L’objectif de cette présentation est de donner un premier aperçu de Luiz Antonio Simas. Lauréat du prix Jabuti, le prix le plus important du monde éditorial brésilien, dans la catégorie nonfiction en 2016, Simas est un écrivain né dans la ville de Rio de Janeiro dont la liste de livres pourrait être largement classée comme historiographiques et comprend l’histoire de la samba, des rites afro-brésiliens et des religions ; ainsi que des publications de chroniques, de poésie et la composition de chansons enregistrées par divers interprètes renommés de la musique brésilienne contemporaine.
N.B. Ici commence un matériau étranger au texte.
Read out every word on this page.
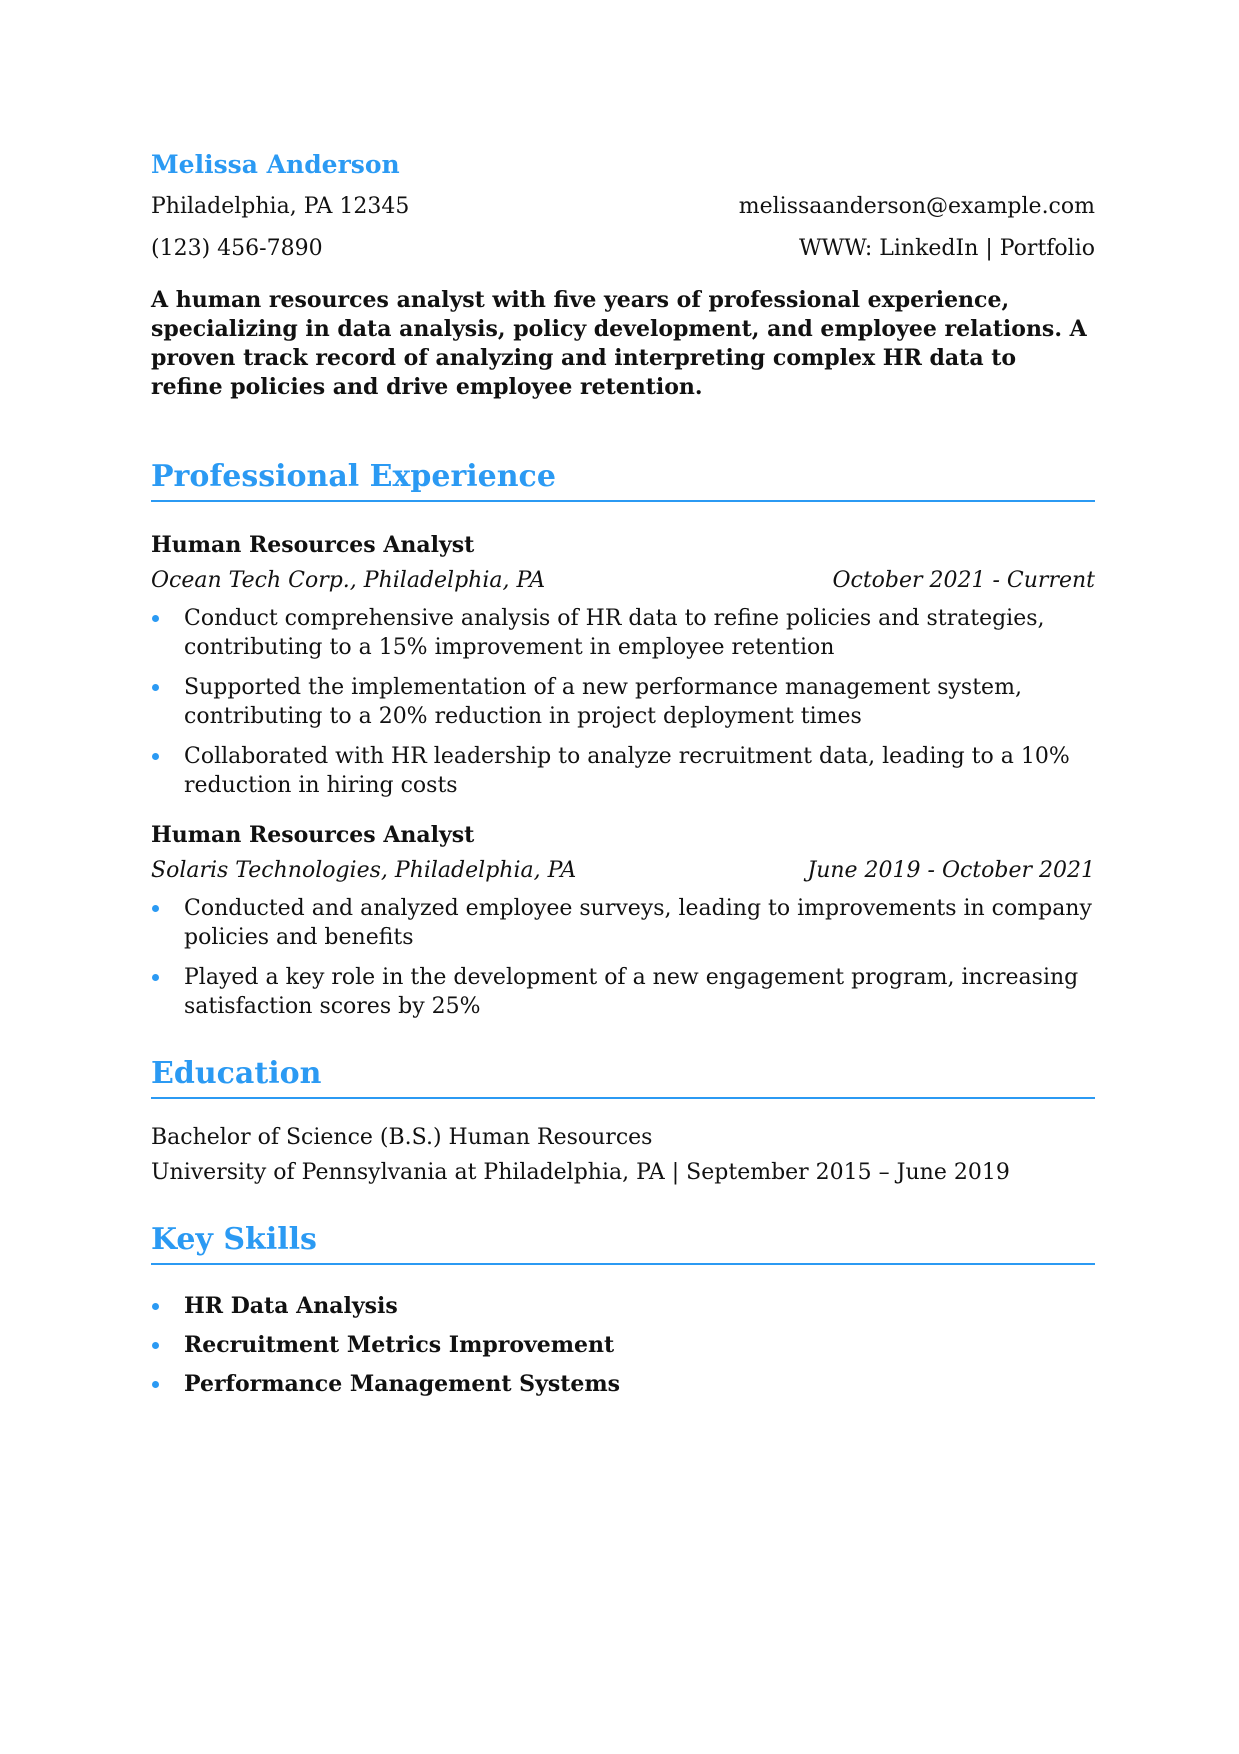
Melissa Anderson
Philadelphia, PA 12345	melissaanderson@example.com
(123) 456-7890	WWW: LinkedIn | Portfolio

A human resources analyst with five years of professional experience, specializing in data analysis, policy development, and employee relations. A proven track record of analyzing and interpreting complex HR data to refine policies and drive employee retention.

Professional Experience
Human Resources Analyst
Ocean Tech Corp., Philadelphia, PA	October 2021 - Current
Conduct comprehensive analysis of HR data to refine policies and strategies, contributing to a 15% improvement in employee retention
Supported the implementation of a new performance management system, contributing to a 20% reduction in project deployment times
Collaborated with HR leadership to analyze recruitment data, leading to a 10% reduction in hiring costs
Human Resources Analyst
Solaris Technologies, Philadelphia, PA	June 2019 - October 2021
Conducted and analyzed employee surveys, leading to improvements in company policies and benefits
Played a key role in the development of a new engagement program, increasing satisfaction scores by 25%
Education
Bachelor of Science (B.S.) Human Resources
University of Pennsylvania at Philadelphia, PA | September 2015 – June 2019
Key Skills
HR Data Analysis
Recruitment Metrics Improvement
Performance Management Systems
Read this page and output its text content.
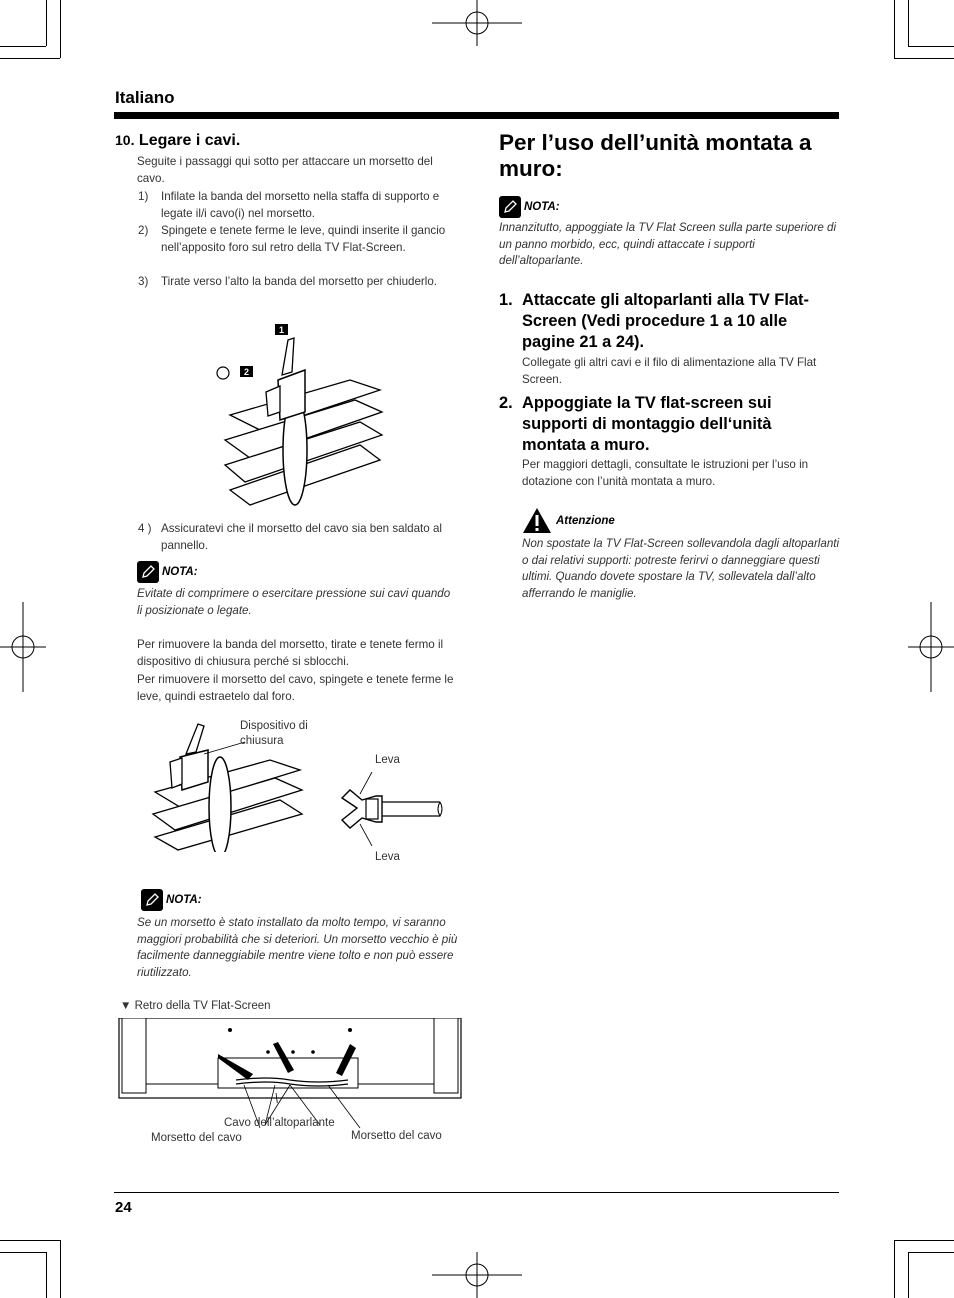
Italiano
10. Legare i cavi.
Seguite i passaggi qui sotto per attaccare un morsetto del cavo.
1) Infilate la banda del morsetto nella staffa di supporto e legate il/i cavo(i) nel morsetto.
2) Spingete e tenete ferme le leve, quindi inserite il gancio nell’apposito foro sul retro della TV Flat-Screen.
3) Tirate verso l’alto la banda del morsetto per chiuderlo.
1
2
4 ) Assicuratevi che il morsetto del cavo sia ben saldato al pannello.
NOTA:
Evitate di comprimere o esercitare pressione sui cavi quando li posizionate o legate.
Per rimuovere la banda del morsetto, tirate e tenete fermo il dispositivo di chiusura perché si sblocchi.
Per rimuovere il morsetto del cavo, spingete e tenete ferme le leve, quindi estraetelo dal foro.
Dispositivo di chiusura
Leva
Leva
NOTA:
Se un morsetto è stato installato da molto tempo, vi saranno maggiori probabilità che si deteriori. Un morsetto vecchio è più facilmente danneggiabile mentre viene tolto e non può essere riutilizzato.
▼ Retro della TV Flat-Screen
Cavo dell’altoparlante
Morsetto del cavo	Morsetto del cavo
Per l’uso dell’unità montata a muro:
NOTA:
Innanzitutto, appoggiate la TV Flat Screen sulla parte superiore di un panno morbido, ecc, quindi attaccate i supporti dell’altoparlante.
1. Attaccate gli altoparlanti alla TV Flat-Screen (Vedi procedure 1 a 10 alle pagine 21 a 24).
Collegate gli altri cavi e il filo di alimentazione alla TV Flat Screen.
2. Appoggiate la TV flat-screen sui supporti di montaggio dell‘unità montata a muro.
Per maggiori dettagli, consultate le istruzioni per l’uso in dotazione con l’unità montata a muro.
Attenzione
Non spostate la TV Flat-Screen sollevandola dagli altoparlanti o dai relativi supporti: potreste ferirvi o danneggiare questi ultimi. Quando dovete spostare la TV, sollevatela dall’alto afferrando le maniglie.
24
Le leitmotiv de ses réflexions est la nécessité de trouver, personnellement et en tant qu’identité pour le pays, une nouvelle façon d’être, en réponse aux défis de la compréhension des racines du racisme structurel du Brésil.
L’émergence d’auteurs comme Luiz Simas met en lumière une préoccupation à la fois sociétale et académique qui peut être considérée comme l’une des principales caractéristiques des quatre dernières décennies. À partir des années 1980, la compréhension du débat public et du système universitaire brésilien passe par la prise en compte de la discussion initiée par les courants du mouvement noir et aujourd’hui largement répandue sur la nécessité de reconnaître le racisme et d’empêcher sa reproduction. Le terme le plus courant est le racisme structurel, car ce n’est pas seulement en termes socio-économiques que le fossé entre Blancs et non Blancs se perpétue ; c’est aussi dans la transformation de certaines formes de culture en canon au détriment d’autres, ou même dans la façon dont les gens lisent et sont lus en fonction de leur phénotype.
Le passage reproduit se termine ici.